U.S. lawmakers, wary of Big Tech, propose antitrust overhaul

Technology
U.S. lawmakers, wary of Big Tech, propose antitrust overhaul
U.S. lawmakers have unveiled sweeping antitrust measures targeted at tempering the dominance of Big Tech companies including Apple and Facebook, in what may be the most ambitious effort in decades to break corporate monopolies.

A bipartisan band of House members on Friday introduced five separate bills that propose changes so comprehensive they could reshape the major U.S. technology and entertainment companies and force an overhaul of their business practices.

In a bid to defend against corporate consolidation, the measures would make it harder for mega-companies like Amazon and Google to buy out smaller competitors, and facilitate the breakup of firms that use their dominant position in their core business to make deep inroads into another.

"At this time, unregulated tech monopolies have an excessive amount of power over our economy," the House Judiciary's Antitrust Subcommittee chairman David Cicilline, a Democrat, said in introducing the measures.

"They are in a distinctive position to choose winners and losers, destroy small businesses, raise prices on consumers, and put folks unemployed."

The goal, he said, is to "level the playing field" and ensure that powerful tech companies follow the same rules as other businesses.

The bills follow a 16-month investigation by the Antitrust Subcommittee in to the state of competition in the digital marketplace, and particularly the unregulated power wielded by Amazon, Apple, Facebook, and Google.

Silicon Valley giants attended under increasing fire in Europe and the United States due to concerns about monopoly-like power.

U.S. President Joe Biden and other G7 countries are keen to create a global tax rate of at least 15 percent on multinational firms, in a bid to optimize tax earnings from tech behemoths.

The antitrust bills ought to be debated and voted favorably out of your Judiciary Committee before getting a vote by the entire House of Representatives.

They might also need approval from the Senate before they may be signed into law by Biden.

Among the bills escalates the fees for mergers in order that regulators have significantly more funds to police corporations and enforce antitrust laws.

"Big Tech has abused its dominance available on the market to crush competitors, censor speech, and control how we see and understand the world," said House Republican Ken Buck, who took direct aim at a few of the largest players.

"Apple, Amazon, Facebook and Google have prioritized power over innovation and harmed American businesses and consumers along the way."

The reform effort comes amid heightened scrutiny of large tech platforms that have increased their dominance through the coronavirus pandemic.

U.S. state and federal antitrust enforcers this past year filed suits targeting Facebook and Google alleging unlawful dominance of their respective markets.

And last month Amazon was hit with an antitrust suit from the administrative centre Washington, which claimed the tech giant abuses its dominant position in online retail sales, harming consumers.
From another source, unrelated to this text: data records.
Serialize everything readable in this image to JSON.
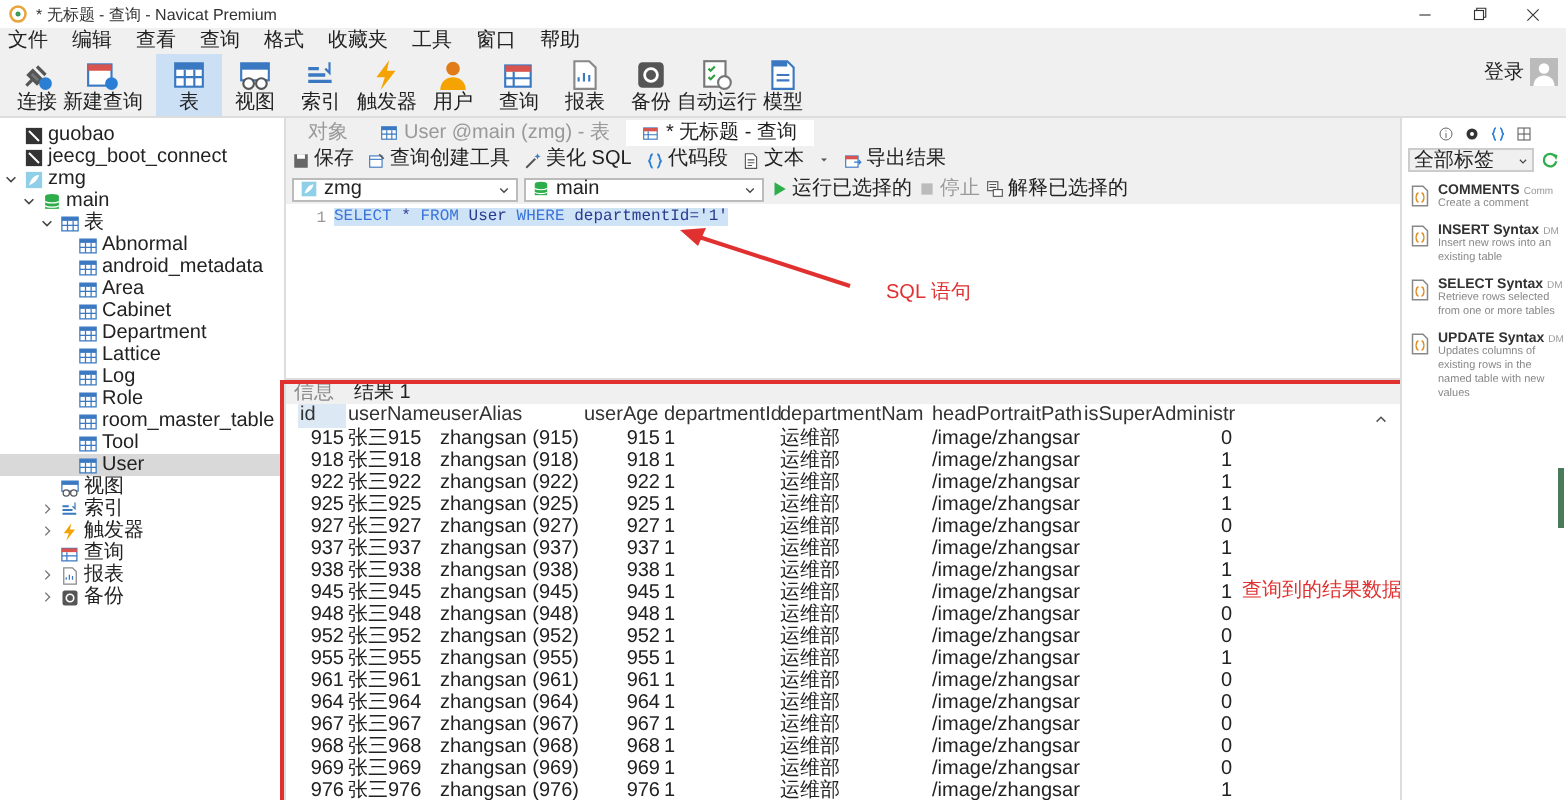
{
  "window": {
    "title": "* 无标题 - 查询 - Navicat Premium"
  },
  "menu": [
    "文件",
    "编辑",
    "查看",
    "查询",
    "格式",
    "收藏夹",
    "工具",
    "窗口",
    "帮助"
  ],
  "toolbar": [
    {
      "label": "连接",
      "kind": "connect",
      "selected": false
    },
    {
      "label": "新建查询",
      "kind": "newquery",
      "selected": false
    },
    {
      "label": "表",
      "kind": "table",
      "selected": true
    },
    {
      "label": "视图",
      "kind": "view",
      "selected": false
    },
    {
      "label": "索引",
      "kind": "index",
      "selected": false
    },
    {
      "label": "触发器",
      "kind": "trigger",
      "selected": false
    },
    {
      "label": "用户",
      "kind": "user",
      "selected": false
    },
    {
      "label": "查询",
      "kind": "query",
      "selected": false
    },
    {
      "label": "报表",
      "kind": "report",
      "selected": false
    },
    {
      "label": "备份",
      "kind": "backup",
      "selected": false
    },
    {
      "label": "自动运行",
      "kind": "autorun",
      "selected": false
    },
    {
      "label": "模型",
      "kind": "model",
      "selected": false
    }
  ],
  "login": "登录",
  "tree": [
    {
      "label": "guobao",
      "kind": "server",
      "selected": false
    },
    {
      "label": "jeecg_boot_connect",
      "kind": "server",
      "selected": false
    },
    {
      "label": "zmg",
      "kind": "connection",
      "selected": false,
      "expanded": true,
      "children": [
        {
          "label": "main",
          "kind": "database",
          "selected": false,
          "expanded": true,
          "children": [
            {
              "label": "表",
              "kind": "table",
              "selected": false,
              "expanded": true,
              "children": [
                {
                  "label": "Abnormal",
                  "kind": "table",
                  "selected": false
                },
                {
                  "label": "android_metadata",
                  "kind": "table",
                  "selected": false
                },
                {
                  "label": "Area",
                  "kind": "table",
                  "selected": false
                },
                {
                  "label": "Cabinet",
                  "kind": "table",
                  "selected": false
                },
                {
                  "label": "Department",
                  "kind": "table",
                  "selected": false
                },
                {
                  "label": "Lattice",
                  "kind": "table",
                  "selected": false
                },
                {
                  "label": "Log",
                  "kind": "table",
                  "selected": false
                },
                {
                  "label": "Role",
                  "kind": "table",
                  "selected": false
                },
                {
                  "label": "room_master_table",
                  "kind": "table",
                  "selected": false
                },
                {
                  "label": "Tool",
                  "kind": "table",
                  "selected": false
                },
                {
                  "label": "User",
                  "kind": "table",
                  "selected": true
                }
              ]
            },
            {
              "label": "视图",
              "kind": "view",
              "selected": false
            },
            {
              "label": "索引",
              "kind": "index",
              "selected": false,
              "expanded": false
            },
            {
              "label": "触发器",
              "kind": "trigger",
              "selected": false,
              "expanded": false
            },
            {
              "label": "查询",
              "kind": "query",
              "selected": false
            },
            {
              "label": "报表",
              "kind": "report",
              "selected": false,
              "expanded": false
            },
            {
              "label": "备份",
              "kind": "backup",
              "selected": false,
              "expanded": false
            }
          ]
        }
      ]
    }
  ],
  "tabs": [
    {
      "label": "对象",
      "kind": "plain",
      "selected": false
    },
    {
      "label": "User @main (zmg) - 表",
      "kind": "table",
      "selected": false
    },
    {
      "label": "* 无标题 - 查询",
      "kind": "query",
      "selected": true
    }
  ],
  "query_toolbar": [
    {
      "label": "保存",
      "kind": "save"
    },
    {
      "label": "查询创建工具",
      "kind": "builder"
    },
    {
      "label": "美化 SQL",
      "kind": "beautify"
    },
    {
      "label": "代码段",
      "kind": "snippet"
    },
    {
      "label": "文本",
      "kind": "text"
    },
    {
      "label": "导出结果",
      "kind": "export"
    }
  ],
  "selectors": [
    {
      "value": "zmg",
      "kind": "connection"
    },
    {
      "value": "main",
      "kind": "database"
    }
  ],
  "run_buttons": [
    {
      "label": "运行已选择的",
      "kind": "run",
      "disabled": false
    },
    {
      "label": "停止",
      "kind": "stop",
      "disabled": true
    },
    {
      "label": "解释已选择的",
      "kind": "explain",
      "disabled": false
    }
  ],
  "editor": {
    "line_number": "1",
    "selected": true,
    "tokens": [
      {
        "text": "SELECT",
        "kind": "keyword"
      },
      {
        "text": "*",
        "kind": "plain"
      },
      {
        "text": "FROM",
        "kind": "keyword"
      },
      {
        "text": "User",
        "kind": "plain"
      },
      {
        "text": "WHERE",
        "kind": "keyword"
      },
      {
        "text": "departmentId=",
        "kind": "plain"
      },
      {
        "text": "'1'",
        "kind": "string"
      }
    ]
  },
  "annotations": [
    {
      "text": "SQL 语句",
      "kind": "sql"
    },
    {
      "text": "查询到的结果数据",
      "kind": "result"
    }
  ],
  "results": {
    "tabs": [
      {
        "label": "信息",
        "selected": false
      },
      {
        "label": "结果 1",
        "selected": true
      }
    ],
    "columns": [
      "id",
      "userName",
      "userAlias",
      "userAge",
      "departmentId",
      "departmentNam",
      "headPortraitPath",
      "isSuperAdministr"
    ],
    "rows": [
      [
        "915",
        "张三915",
        "zhangsan (915)",
        "915",
        "1",
        "运维部",
        "/image/zhangsar",
        "0"
      ],
      [
        "918",
        "张三918",
        "zhangsan (918)",
        "918",
        "1",
        "运维部",
        "/image/zhangsar",
        "1"
      ],
      [
        "922",
        "张三922",
        "zhangsan (922)",
        "922",
        "1",
        "运维部",
        "/image/zhangsar",
        "1"
      ],
      [
        "925",
        "张三925",
        "zhangsan (925)",
        "925",
        "1",
        "运维部",
        "/image/zhangsar",
        "1"
      ],
      [
        "927",
        "张三927",
        "zhangsan (927)",
        "927",
        "1",
        "运维部",
        "/image/zhangsar",
        "0"
      ],
      [
        "937",
        "张三937",
        "zhangsan (937)",
        "937",
        "1",
        "运维部",
        "/image/zhangsar",
        "1"
      ],
      [
        "938",
        "张三938",
        "zhangsan (938)",
        "938",
        "1",
        "运维部",
        "/image/zhangsar",
        "1"
      ],
      [
        "945",
        "张三945",
        "zhangsan (945)",
        "945",
        "1",
        "运维部",
        "/image/zhangsar",
        "1"
      ],
      [
        "948",
        "张三948",
        "zhangsan (948)",
        "948",
        "1",
        "运维部",
        "/image/zhangsar",
        "0"
      ],
      [
        "952",
        "张三952",
        "zhangsan (952)",
        "952",
        "1",
        "运维部",
        "/image/zhangsar",
        "0"
      ],
      [
        "955",
        "张三955",
        "zhangsan (955)",
        "955",
        "1",
        "运维部",
        "/image/zhangsar",
        "1"
      ],
      [
        "961",
        "张三961",
        "zhangsan (961)",
        "961",
        "1",
        "运维部",
        "/image/zhangsar",
        "0"
      ],
      [
        "964",
        "张三964",
        "zhangsan (964)",
        "964",
        "1",
        "运维部",
        "/image/zhangsar",
        "0"
      ],
      [
        "967",
        "张三967",
        "zhangsan (967)",
        "967",
        "1",
        "运维部",
        "/image/zhangsar",
        "0"
      ],
      [
        "968",
        "张三968",
        "zhangsan (968)",
        "968",
        "1",
        "运维部",
        "/image/zhangsar",
        "0"
      ],
      [
        "969",
        "张三969",
        "zhangsan (969)",
        "969",
        "1",
        "运维部",
        "/image/zhangsar",
        "0"
      ],
      [
        "976",
        "张三976",
        "zhangsan (976)",
        "976",
        "1",
        "运维部",
        "/image/zhangsar",
        "1"
      ]
    ]
  },
  "snippets": {
    "filter": "全部标签",
    "items": [
      {
        "title": "COMMENTS",
        "tag": "Comm",
        "description": "Create a comment"
      },
      {
        "title": "INSERT Syntax",
        "tag": "DM",
        "description": "Insert new rows into an existing table"
      },
      {
        "title": "SELECT Syntax",
        "tag": "DM",
        "description": "Retrieve rows selected from one or more tables"
      },
      {
        "title": "UPDATE Syntax",
        "tag": "DM",
        "description": "Updates columns of existing rows in the named table with new values"
      }
    ]
  }
}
The Computer & Communications Industry Association, which Google, Amazon and Facebook are members, warned that the latest legislation is too "interventionist" and may mark the biggest departure from US antitrust policy in a hundred years.

"At the same time when individuals are frustrated with higher prices and fewer options in other segments of the economy, it's perplexing that the Committee wouldn't normally prioritize broad reform" instead of narrow action against a few companies, CCIA President Matthew Schruers said in a statement.

"Writing regulations for a handful of businesses will skew competition and leave consumers worse off."